BHRC issues Amicus to the Guantanamo Bay Military Tribunal on torture derived evidence

BHRC published its amicus brief to the Guantanamo Bay Military Tribunal in the case of Ali Abdul Aziz Ali, also known as Ammar al Baluchi.

Kirsty Brimelow QC, former Chair of BHRC (2012-2018) and co-writer of the amicus said:

Guantanamo Bay remains a stain in legal history. Currently prosecutions are attempting to secure a footing in evidence obtained through brutal torture by the CIA. If there is due process in the hearings, compliance is required with international law and evidence obtained through or tainted by torture must be excluded”

Ammar al Baluchi

Mr al Baluchi was arrested in April 2003 in Pakistan and held under the rendition program of the United States Central Intelligence Agency (CIA) in secret prisons and “black sites”. He was then sent to Guantanamo Bay in September 2006, where he is being held indefinitely by the United States Department of Defence as an “alien unlawful enemy combatant.”  Mr al Baluchi and his counsel assert that he was brutally tortured by the CIA during the period between his arrest in 2003 and his transportation to Guantanamo Bay in 2006, and he continues to be subjected to cruel, inhuman and degrading treatment by the United States Government while in pre-trial detention at the Guantanamo Bay facility. Since being transferred to Guantanamo Bay, Mr al Baluchi has been further interrogated by the United States Federal Bureau of Investigations (FBI) by so called “clean teams.”

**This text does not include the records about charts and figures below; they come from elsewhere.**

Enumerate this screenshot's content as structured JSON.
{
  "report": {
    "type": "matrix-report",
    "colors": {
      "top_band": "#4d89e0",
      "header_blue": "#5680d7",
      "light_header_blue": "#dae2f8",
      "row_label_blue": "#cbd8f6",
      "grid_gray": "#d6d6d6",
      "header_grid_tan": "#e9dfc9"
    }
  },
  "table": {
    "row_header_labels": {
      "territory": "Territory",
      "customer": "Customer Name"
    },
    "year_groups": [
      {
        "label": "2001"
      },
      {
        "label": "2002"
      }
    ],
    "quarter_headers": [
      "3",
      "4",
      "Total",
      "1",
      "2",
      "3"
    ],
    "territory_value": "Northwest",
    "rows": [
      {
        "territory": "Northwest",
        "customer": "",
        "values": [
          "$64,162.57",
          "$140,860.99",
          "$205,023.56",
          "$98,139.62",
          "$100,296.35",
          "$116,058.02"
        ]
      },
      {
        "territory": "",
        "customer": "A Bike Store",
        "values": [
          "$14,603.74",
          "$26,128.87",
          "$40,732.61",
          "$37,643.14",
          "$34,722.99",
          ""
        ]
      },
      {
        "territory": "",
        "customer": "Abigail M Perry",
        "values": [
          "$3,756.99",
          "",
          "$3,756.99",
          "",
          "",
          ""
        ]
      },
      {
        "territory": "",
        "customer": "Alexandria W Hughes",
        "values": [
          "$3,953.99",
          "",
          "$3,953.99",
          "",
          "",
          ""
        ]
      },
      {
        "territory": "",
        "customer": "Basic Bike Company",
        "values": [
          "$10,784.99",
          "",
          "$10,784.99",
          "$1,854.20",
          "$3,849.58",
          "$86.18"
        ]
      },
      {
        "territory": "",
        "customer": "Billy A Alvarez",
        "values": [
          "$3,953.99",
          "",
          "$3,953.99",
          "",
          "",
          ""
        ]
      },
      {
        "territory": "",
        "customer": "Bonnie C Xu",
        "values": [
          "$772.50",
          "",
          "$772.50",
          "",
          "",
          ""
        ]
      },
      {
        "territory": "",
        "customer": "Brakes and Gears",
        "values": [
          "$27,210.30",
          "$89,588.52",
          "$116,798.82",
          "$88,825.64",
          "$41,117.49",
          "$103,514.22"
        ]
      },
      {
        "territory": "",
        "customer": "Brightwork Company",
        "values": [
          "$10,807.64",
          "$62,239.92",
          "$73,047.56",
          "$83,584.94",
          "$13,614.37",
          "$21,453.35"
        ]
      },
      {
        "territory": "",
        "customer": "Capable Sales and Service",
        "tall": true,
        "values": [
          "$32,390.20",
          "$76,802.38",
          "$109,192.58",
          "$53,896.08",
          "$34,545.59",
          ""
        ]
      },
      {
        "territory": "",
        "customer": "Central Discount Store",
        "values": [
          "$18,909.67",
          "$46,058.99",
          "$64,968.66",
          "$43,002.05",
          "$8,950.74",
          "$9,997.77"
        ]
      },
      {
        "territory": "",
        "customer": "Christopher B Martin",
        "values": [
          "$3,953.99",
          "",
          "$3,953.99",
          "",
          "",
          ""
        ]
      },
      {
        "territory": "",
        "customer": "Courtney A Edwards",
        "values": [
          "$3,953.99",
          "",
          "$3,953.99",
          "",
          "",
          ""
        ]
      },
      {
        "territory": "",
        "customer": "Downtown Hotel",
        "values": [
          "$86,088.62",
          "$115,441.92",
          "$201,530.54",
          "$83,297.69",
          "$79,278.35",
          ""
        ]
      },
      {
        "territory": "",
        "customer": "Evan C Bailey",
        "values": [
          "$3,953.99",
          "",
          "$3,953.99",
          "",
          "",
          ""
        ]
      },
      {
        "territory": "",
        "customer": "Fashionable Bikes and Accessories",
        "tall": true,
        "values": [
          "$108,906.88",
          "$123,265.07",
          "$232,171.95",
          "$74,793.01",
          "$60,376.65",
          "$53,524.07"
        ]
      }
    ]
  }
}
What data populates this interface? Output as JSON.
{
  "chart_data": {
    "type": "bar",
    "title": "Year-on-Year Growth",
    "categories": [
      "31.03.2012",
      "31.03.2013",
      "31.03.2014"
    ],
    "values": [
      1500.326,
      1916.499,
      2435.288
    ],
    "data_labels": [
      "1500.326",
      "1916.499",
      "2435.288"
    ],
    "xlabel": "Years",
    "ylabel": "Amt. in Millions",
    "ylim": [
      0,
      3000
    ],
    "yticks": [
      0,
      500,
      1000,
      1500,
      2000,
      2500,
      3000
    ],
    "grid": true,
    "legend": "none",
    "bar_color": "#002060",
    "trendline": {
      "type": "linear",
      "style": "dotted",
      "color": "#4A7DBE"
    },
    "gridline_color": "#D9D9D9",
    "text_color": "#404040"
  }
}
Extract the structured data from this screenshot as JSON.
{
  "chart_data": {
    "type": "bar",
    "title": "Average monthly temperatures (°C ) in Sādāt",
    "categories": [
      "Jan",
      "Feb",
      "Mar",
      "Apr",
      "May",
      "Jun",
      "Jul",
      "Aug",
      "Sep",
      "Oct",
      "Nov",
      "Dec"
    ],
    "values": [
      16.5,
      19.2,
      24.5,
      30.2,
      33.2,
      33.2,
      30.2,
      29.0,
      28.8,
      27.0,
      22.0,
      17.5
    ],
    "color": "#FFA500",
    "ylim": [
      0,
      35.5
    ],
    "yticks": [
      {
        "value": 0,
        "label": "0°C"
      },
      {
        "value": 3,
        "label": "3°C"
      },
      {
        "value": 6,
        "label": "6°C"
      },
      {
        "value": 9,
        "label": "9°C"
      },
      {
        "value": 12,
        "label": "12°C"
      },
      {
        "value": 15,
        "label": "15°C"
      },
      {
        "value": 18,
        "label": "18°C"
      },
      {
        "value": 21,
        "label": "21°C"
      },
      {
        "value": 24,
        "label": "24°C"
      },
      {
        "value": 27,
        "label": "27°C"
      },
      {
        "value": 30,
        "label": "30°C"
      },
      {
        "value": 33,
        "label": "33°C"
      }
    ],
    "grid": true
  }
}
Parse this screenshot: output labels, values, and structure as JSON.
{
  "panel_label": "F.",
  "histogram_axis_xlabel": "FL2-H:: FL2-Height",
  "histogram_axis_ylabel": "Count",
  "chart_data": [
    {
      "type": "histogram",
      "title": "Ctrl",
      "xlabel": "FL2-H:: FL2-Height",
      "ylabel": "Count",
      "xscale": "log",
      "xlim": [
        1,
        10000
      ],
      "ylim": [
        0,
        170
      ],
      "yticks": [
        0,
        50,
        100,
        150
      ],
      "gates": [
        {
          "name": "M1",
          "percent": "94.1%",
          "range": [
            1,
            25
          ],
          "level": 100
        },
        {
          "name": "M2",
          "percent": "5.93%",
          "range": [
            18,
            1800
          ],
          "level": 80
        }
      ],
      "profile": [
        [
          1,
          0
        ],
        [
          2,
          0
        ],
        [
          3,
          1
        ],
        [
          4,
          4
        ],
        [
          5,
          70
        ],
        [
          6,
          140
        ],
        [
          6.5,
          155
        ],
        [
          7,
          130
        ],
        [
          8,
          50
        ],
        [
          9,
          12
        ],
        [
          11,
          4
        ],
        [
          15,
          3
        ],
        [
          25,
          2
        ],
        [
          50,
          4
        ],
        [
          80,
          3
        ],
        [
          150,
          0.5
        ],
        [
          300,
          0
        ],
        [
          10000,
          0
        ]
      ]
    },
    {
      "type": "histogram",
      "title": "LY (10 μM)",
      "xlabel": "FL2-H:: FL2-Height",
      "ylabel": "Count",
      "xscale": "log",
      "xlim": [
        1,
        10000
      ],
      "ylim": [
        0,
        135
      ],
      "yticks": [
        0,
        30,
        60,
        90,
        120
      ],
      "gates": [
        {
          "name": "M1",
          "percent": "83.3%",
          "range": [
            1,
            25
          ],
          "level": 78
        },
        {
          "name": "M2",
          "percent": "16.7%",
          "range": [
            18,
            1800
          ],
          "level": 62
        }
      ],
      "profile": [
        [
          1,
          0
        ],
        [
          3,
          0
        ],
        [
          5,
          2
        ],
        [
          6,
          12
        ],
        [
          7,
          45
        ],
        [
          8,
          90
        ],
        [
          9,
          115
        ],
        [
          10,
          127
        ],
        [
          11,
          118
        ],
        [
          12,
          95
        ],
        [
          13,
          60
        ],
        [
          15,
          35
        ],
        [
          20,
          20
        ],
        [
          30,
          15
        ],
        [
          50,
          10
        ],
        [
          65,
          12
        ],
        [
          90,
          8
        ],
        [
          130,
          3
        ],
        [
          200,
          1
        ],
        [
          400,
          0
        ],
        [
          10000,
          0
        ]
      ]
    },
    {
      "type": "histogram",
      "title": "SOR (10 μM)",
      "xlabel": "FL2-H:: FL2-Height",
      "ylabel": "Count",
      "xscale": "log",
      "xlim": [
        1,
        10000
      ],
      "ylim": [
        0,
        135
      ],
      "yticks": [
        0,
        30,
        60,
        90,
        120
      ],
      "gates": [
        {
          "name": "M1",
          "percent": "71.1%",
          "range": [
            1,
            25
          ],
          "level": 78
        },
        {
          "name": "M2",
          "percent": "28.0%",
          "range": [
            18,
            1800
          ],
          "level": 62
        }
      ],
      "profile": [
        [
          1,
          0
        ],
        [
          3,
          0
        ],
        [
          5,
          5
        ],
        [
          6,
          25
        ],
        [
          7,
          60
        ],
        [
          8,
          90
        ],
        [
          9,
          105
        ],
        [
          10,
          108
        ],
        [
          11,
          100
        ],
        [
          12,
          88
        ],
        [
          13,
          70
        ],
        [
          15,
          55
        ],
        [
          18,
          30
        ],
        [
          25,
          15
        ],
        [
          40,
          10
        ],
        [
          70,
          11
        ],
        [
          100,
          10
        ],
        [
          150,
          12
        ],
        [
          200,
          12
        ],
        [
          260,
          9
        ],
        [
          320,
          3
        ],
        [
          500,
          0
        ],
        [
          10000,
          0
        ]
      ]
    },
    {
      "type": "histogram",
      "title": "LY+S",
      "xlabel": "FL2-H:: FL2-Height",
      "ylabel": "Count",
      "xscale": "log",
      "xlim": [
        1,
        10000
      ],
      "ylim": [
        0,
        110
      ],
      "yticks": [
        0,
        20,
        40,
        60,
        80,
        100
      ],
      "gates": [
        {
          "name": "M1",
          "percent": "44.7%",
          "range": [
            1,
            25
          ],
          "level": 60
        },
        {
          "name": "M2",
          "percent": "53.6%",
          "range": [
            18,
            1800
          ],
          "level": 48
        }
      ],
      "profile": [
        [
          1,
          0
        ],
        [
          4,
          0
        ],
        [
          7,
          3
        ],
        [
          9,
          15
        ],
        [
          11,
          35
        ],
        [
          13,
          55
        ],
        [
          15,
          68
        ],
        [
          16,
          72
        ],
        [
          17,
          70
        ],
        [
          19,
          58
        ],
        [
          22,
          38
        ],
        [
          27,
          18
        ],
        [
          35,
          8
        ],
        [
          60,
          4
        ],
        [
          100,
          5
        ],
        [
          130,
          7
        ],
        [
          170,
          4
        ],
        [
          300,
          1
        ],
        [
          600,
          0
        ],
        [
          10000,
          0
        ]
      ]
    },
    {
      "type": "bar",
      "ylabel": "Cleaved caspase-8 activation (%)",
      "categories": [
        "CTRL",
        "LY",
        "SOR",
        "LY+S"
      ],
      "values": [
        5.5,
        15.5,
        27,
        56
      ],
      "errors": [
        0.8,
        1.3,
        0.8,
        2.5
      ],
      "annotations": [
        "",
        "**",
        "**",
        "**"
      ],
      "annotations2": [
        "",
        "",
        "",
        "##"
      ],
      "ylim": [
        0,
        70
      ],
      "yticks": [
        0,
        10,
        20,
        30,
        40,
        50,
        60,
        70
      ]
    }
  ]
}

The UN Working Group on Arbitrary Detention found that credible evidence has been presented that Mr al Baluchi was subject to torture while detained by the CIA and that the punitive conditions in which he is currently being held, in light of his previous torture, continue to impact upon the fairness of the proceedings against him. The Working Group concluded “Given the serious and ongoing violations of Mr. al Baluchi’s right to be presumed innocent, as well as the psychological and physical trauma that he continues to suffer as a result of torture under the CIA program, the Working Group considers that it is no longer possible for Mr al Baluchi to receive a fair trial.”

In its amicus, first submitted to the Military Commission in October 2018, BHRC outlined the absolute and non-derogable prohibition against torture under international law and the obligation to exclude from evidence in a court of law statements extracted directly through the use of torture, as well as subsequent statements given in lawful interrogation that confirm or replicate the statements made during torture.